Fontaines de jouvence
Fountains of Wayne Fountains of Wayne (1996, Tag/Atlantic)
Après Me’ Shell Ndegeocello, retour aujourd’hui à des plaisirs plus modestes; pas question ici d’envolées cosmiques ou de spiritualité lascive mais de filles et de voitures, de mélodies sucrées dévalées en trois minutes chrono toutes guitares dehors. Adam Schlesinger et Chris Collingwood se rencontrent sur les bancs d’une université du Massachussets en 1986, et, après plusieurs expériences musicales menées ensemble ou séparément, les deux compères fondent Fountains of Wayne en 1995, publiant ce pétulant premier album un an plus tard.

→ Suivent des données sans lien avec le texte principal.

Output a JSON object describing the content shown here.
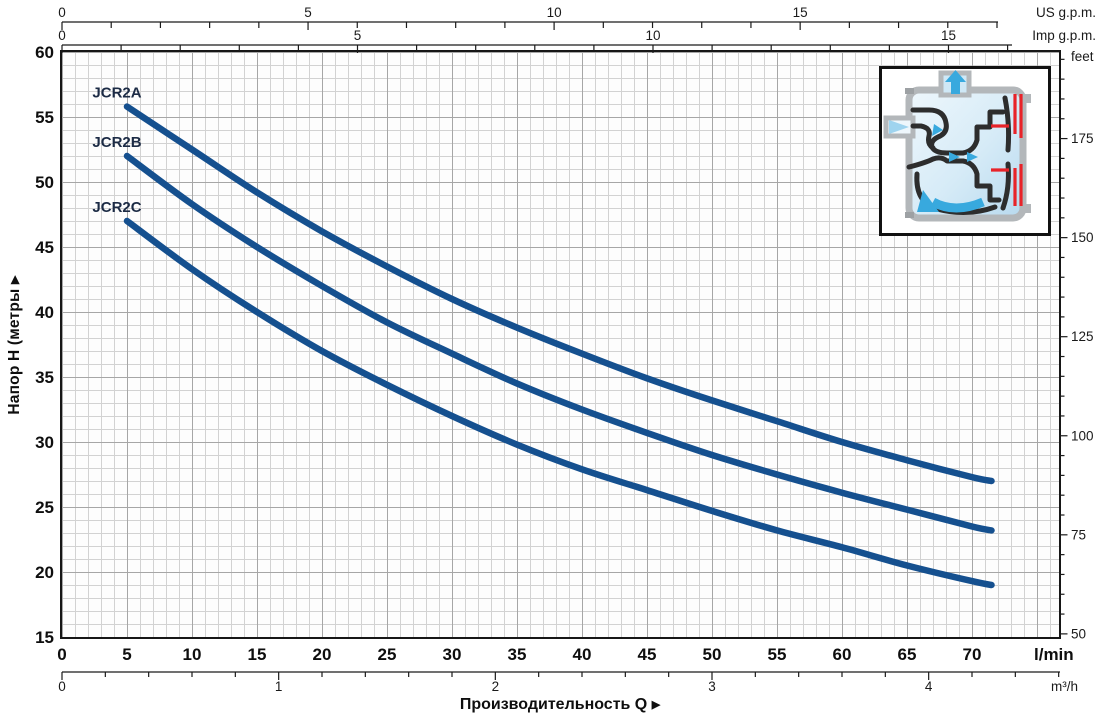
{
  "chart_data": {
    "type": "line",
    "title": "",
    "xlabel": "Производительность Q",
    "ylabel": "Напор H (метры",
    "arrow": "▶",
    "x_unit_primary": "l/min",
    "xlim": [
      0,
      76.7
    ],
    "ylim": [
      15,
      60
    ],
    "grid": "minor 1 l/min × 1 m, major 5 × 5",
    "legend_position": "labels at curve starts",
    "x": [
      5,
      10,
      15,
      20,
      25,
      30,
      35,
      40,
      45,
      50,
      55,
      60,
      65,
      70,
      71.5
    ],
    "series": [
      {
        "name": "JCR2A",
        "values": [
          55.8,
          52.5,
          49.2,
          46.2,
          43.5,
          41.0,
          38.8,
          36.8,
          34.9,
          33.2,
          31.6,
          30.0,
          28.6,
          27.3,
          27.0
        ]
      },
      {
        "name": "JCR2B",
        "values": [
          52.0,
          48.3,
          45.0,
          42.0,
          39.2,
          36.8,
          34.5,
          32.5,
          30.7,
          29.0,
          27.5,
          26.1,
          24.8,
          23.5,
          23.2
        ]
      },
      {
        "name": "JCR2C",
        "values": [
          47.0,
          43.3,
          40.0,
          37.0,
          34.4,
          32.0,
          29.8,
          27.9,
          26.3,
          24.7,
          23.2,
          21.9,
          20.5,
          19.3,
          19.0
        ]
      }
    ]
  },
  "axes": {
    "us_gpm": {
      "label": "US g.p.m.",
      "ticks": [
        0,
        5,
        10,
        15
      ]
    },
    "imp_gpm": {
      "label": "Imp g.p.m.",
      "ticks": [
        0,
        5,
        10,
        15
      ]
    },
    "lmin": {
      "label": "l/min",
      "ticks": [
        0,
        5,
        10,
        15,
        20,
        25,
        30,
        35,
        40,
        45,
        50,
        55,
        60,
        65,
        70
      ]
    },
    "m3h": {
      "label": "m³/h",
      "ticks": [
        0,
        1,
        2,
        3,
        4
      ]
    },
    "meters": {
      "ticks": [
        60,
        55,
        50,
        45,
        40,
        35,
        30,
        25,
        20,
        15
      ]
    },
    "feet": {
      "label": "feet",
      "ticks": [
        175,
        150,
        125,
        100,
        75,
        50
      ]
    }
  },
  "labels": {
    "y_title": "Напор H (метры",
    "y_title_arrow": "▶",
    "x_title": "Производительность Q",
    "x_title_arrow": "▶"
  },
  "colors": {
    "curve": "#15508f",
    "curve_label": "#1c2b45",
    "grid_minor": "#d2d2d2",
    "grid_major": "#a6a6a6",
    "axis_line": "#1a1a1a",
    "inset_red": "#e82329",
    "inset_blue_arrow": "#38a9de",
    "inset_body_blue": "#cfe6f5",
    "inset_casing_gray": "#b3b7ba"
  },
  "inset": {
    "name": "ejector pump cross-section diagram"
  }
}
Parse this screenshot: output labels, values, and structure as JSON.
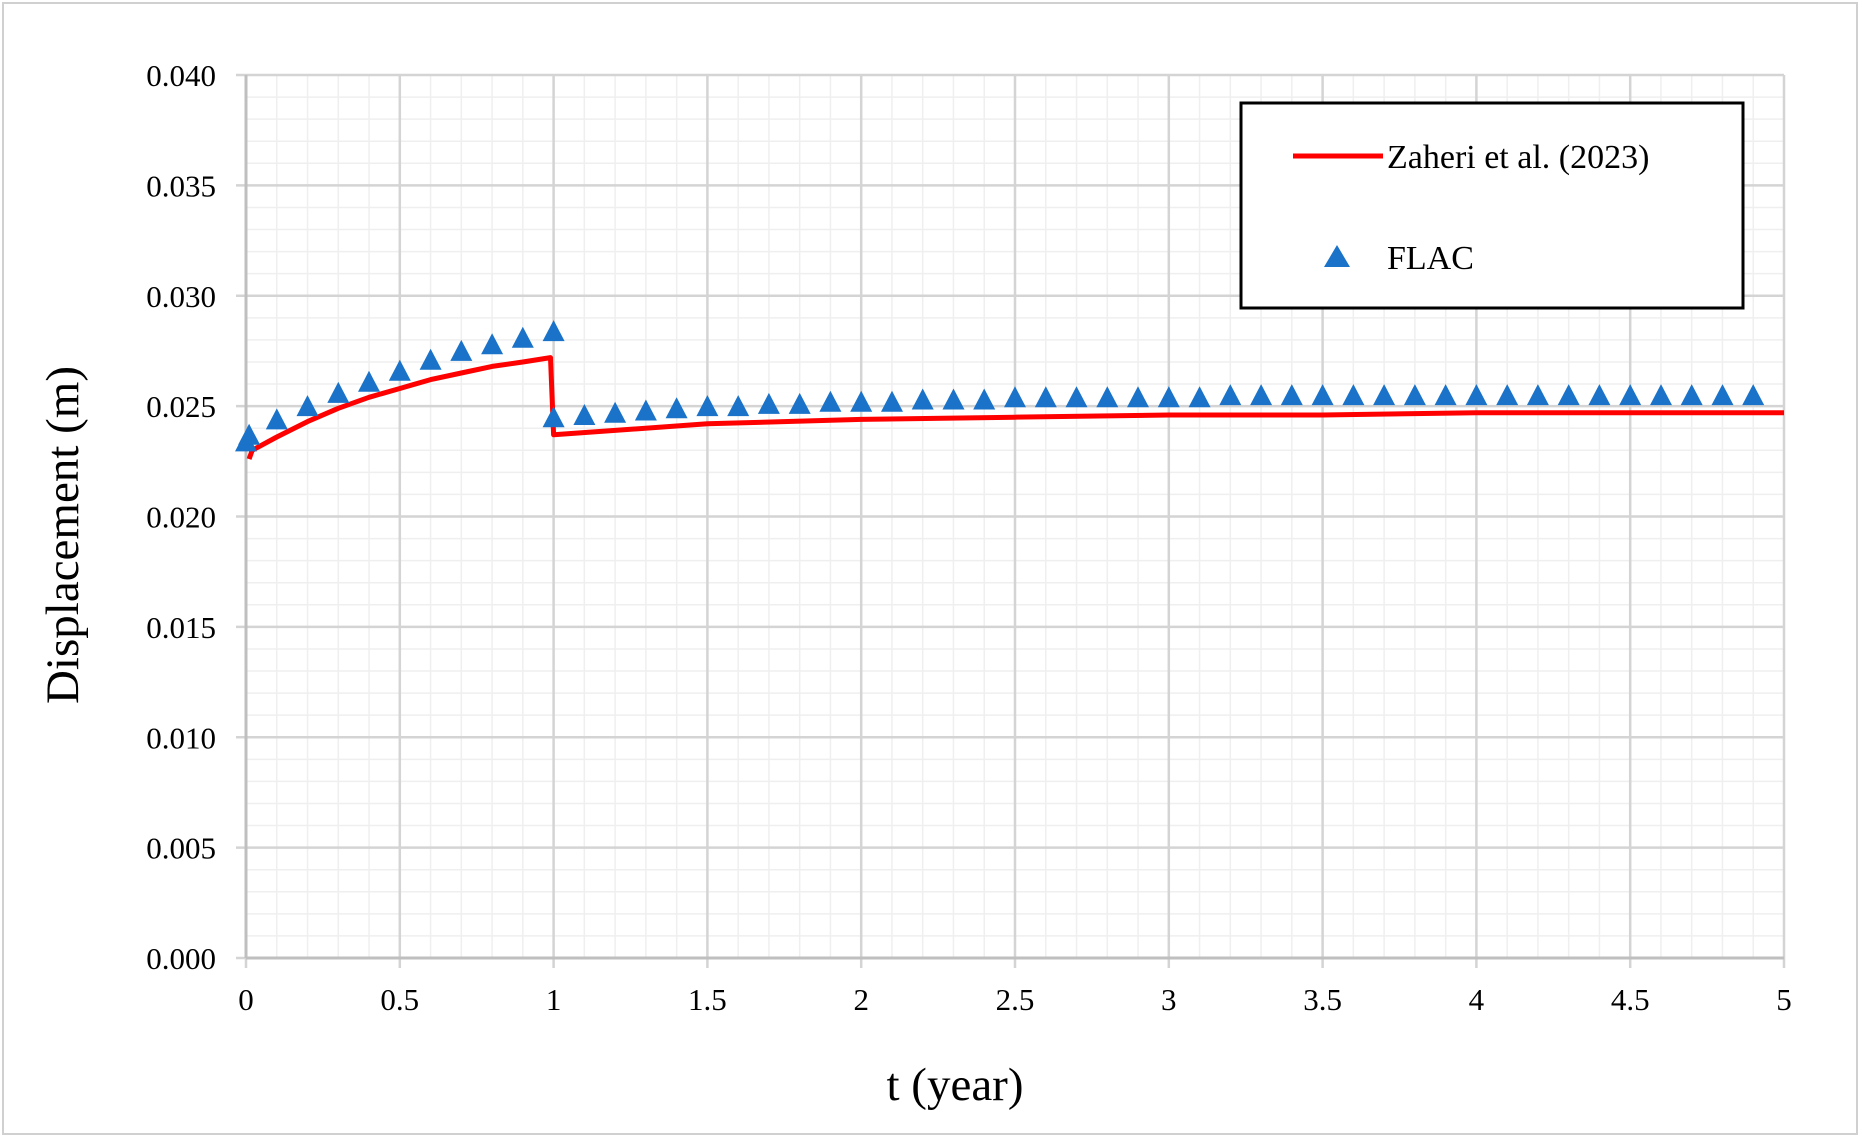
{
  "chart_data": {
    "type": "line",
    "xlabel": "t (year)",
    "ylabel": "Displacement (m)",
    "xlim": [
      0,
      5
    ],
    "ylim": [
      0,
      0.04
    ],
    "x_ticks": [
      "0",
      "0.5",
      "1",
      "1.5",
      "2",
      "2.5",
      "3",
      "3.5",
      "4",
      "4.5",
      "5"
    ],
    "y_ticks": [
      "0.000",
      "0.005",
      "0.010",
      "0.015",
      "0.020",
      "0.025",
      "0.030",
      "0.035",
      "0.040"
    ],
    "grid": true,
    "legend_position": "top-right",
    "series": [
      {
        "name": "Zaheri et al. (2023)",
        "marker": "line",
        "color": "#ff0000",
        "x": [
          0.01,
          0.02,
          0.1,
          0.2,
          0.3,
          0.4,
          0.5,
          0.6,
          0.7,
          0.8,
          0.9,
          0.99,
          1.0,
          1.5,
          2,
          2.5,
          3,
          3.5,
          4,
          4.5,
          5
        ],
        "y": [
          0.0226,
          0.023,
          0.0236,
          0.0243,
          0.0249,
          0.0254,
          0.0258,
          0.0262,
          0.0265,
          0.0268,
          0.027,
          0.0272,
          0.0237,
          0.0242,
          0.0244,
          0.0245,
          0.0246,
          0.0246,
          0.0247,
          0.0247,
          0.0247
        ]
      },
      {
        "name": "FLAC",
        "marker": "triangle",
        "color": "#1a73c8",
        "x": [
          0,
          0.01,
          0.1,
          0.2,
          0.3,
          0.4,
          0.5,
          0.6,
          0.7,
          0.8,
          0.9,
          1.0,
          1.0,
          1.1,
          1.2,
          1.3,
          1.4,
          1.5,
          1.6,
          1.7,
          1.8,
          1.9,
          2.0,
          2.1,
          2.2,
          2.3,
          2.4,
          2.5,
          2.6,
          2.7,
          2.8,
          2.9,
          3.0,
          3.1,
          3.2,
          3.3,
          3.4,
          3.5,
          3.6,
          3.7,
          3.8,
          3.9,
          4.0,
          4.1,
          4.2,
          4.3,
          4.4,
          4.5,
          4.6,
          4.7,
          4.8,
          4.9
        ],
        "y": [
          0.0234,
          0.0237,
          0.0244,
          0.025,
          0.0256,
          0.0261,
          0.0266,
          0.0271,
          0.0275,
          0.0278,
          0.0281,
          0.0284,
          0.0245,
          0.0246,
          0.0247,
          0.0248,
          0.0249,
          0.025,
          0.025,
          0.0251,
          0.0251,
          0.0252,
          0.0252,
          0.0252,
          0.0253,
          0.0253,
          0.0253,
          0.0254,
          0.0254,
          0.0254,
          0.0254,
          0.0254,
          0.0254,
          0.0254,
          0.0255,
          0.0255,
          0.0255,
          0.0255,
          0.0255,
          0.0255,
          0.0255,
          0.0255,
          0.0255,
          0.0255,
          0.0255,
          0.0255,
          0.0255,
          0.0255,
          0.0255,
          0.0255,
          0.0255,
          0.0255
        ]
      }
    ]
  }
}
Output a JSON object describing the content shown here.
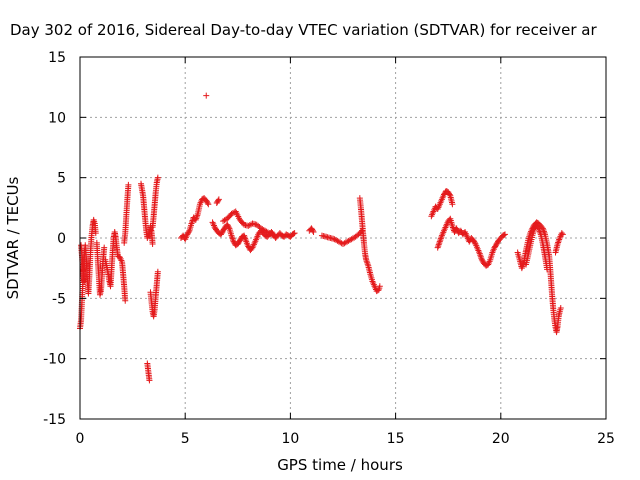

Le duo produit une musique éminemment juvénile, semblant sortir tout droit d’un teenage movie à la John Hugues. Sur le campus, nos deux compères ne figureraient à coup sûr pas l’un de ces étudiants populaires pompeux et fiers à bras, mais je ne les imagine pas non plus dans la peau du nerd typique, asocial féru d’onanisme et de jeux vidéos. Non, on aurait plutôt affaire ici à deux outsiders, trop discrets pour attirer l’attention des jolies filles du campus, et trop fins pour trouver leur place dans un univers souvent peu amène pour les jeunes hommes sensibles (on pourra se reporter à l’excellent roman Moi, Charlotte Simmons de Tom Wolfe pour avoir un aperçu de la vie étudiante sur les campus américains). Schlesinger et Collingwood se seraient alors réfugiés – comme tant d’autres – dans la musique, chérissant les mélodies impériales d’une certaine pop anglaise (Beatles en tête) mais aussi l’énergie et la vitalité acidulée du meilleur de la power-pop.
Fountains of Wayne use donc de vieilles recettes (guitares et mélodies électriques) pour bâtir ses bombinettes pop-punk, mais en use suffisamment bien pour surclasser les premiers pas besogneux de Green Day et aller chercher des poux à un groupe comme Weezer. Comme je l’indiquais plus haut, la quasi intégralité du disque tourne autour d’une obsession post-pubère pour la gent féminine et son agaçante propension à se choisir d’autres épaules que les nôtres pour y poser sa tête. Plusieurs chansons du duo règlent ainsi férocement leur compte à ces rustauds trop virils et trop lourds qui sortent avec l’élue de nos cœurs, de l’irradiant Radiation vibes au fantastique Leave the biker (« I wonder if that guy’s read one word / That wasn’t in a porno mag »). On remarquera que, comme le veut la vulgate pop, les paroles se font souvent plus inquiètes que les mélodies ne le laisseraient voir, comme sur l’entraînant Sink to the bottom dont le clavier sautillant accompagne de façon assez décalée une proposition de naufrage. Le groupe privilégie aussi ce ton doux-amer sur le touchant She’s got a problem ou sur le génial Please don’t rock me tonight, quand les mélodies en or ne parviennent plus vraiment à cacher les bleus au cœur.
Le disque ne récoltera qu’un succès d’estime mais le groupe poursuivra sa route entre les aventures solo de chacun de ses membres, Schlesinger menant notamment une carrière parallèle de producteur. En 1999, le duo publiera Utopia parkway porté par l’imparable Denise mais c’est en 2003 que Fountains of Wayne décrochera un véritable tube aux États-Unis, par la grâce du morceau Stacy’s mom sur l’album Welcome interstate managers. Un quatrième album, Traffic and weather, est sorti en 2007 mais je n’en ai rien su.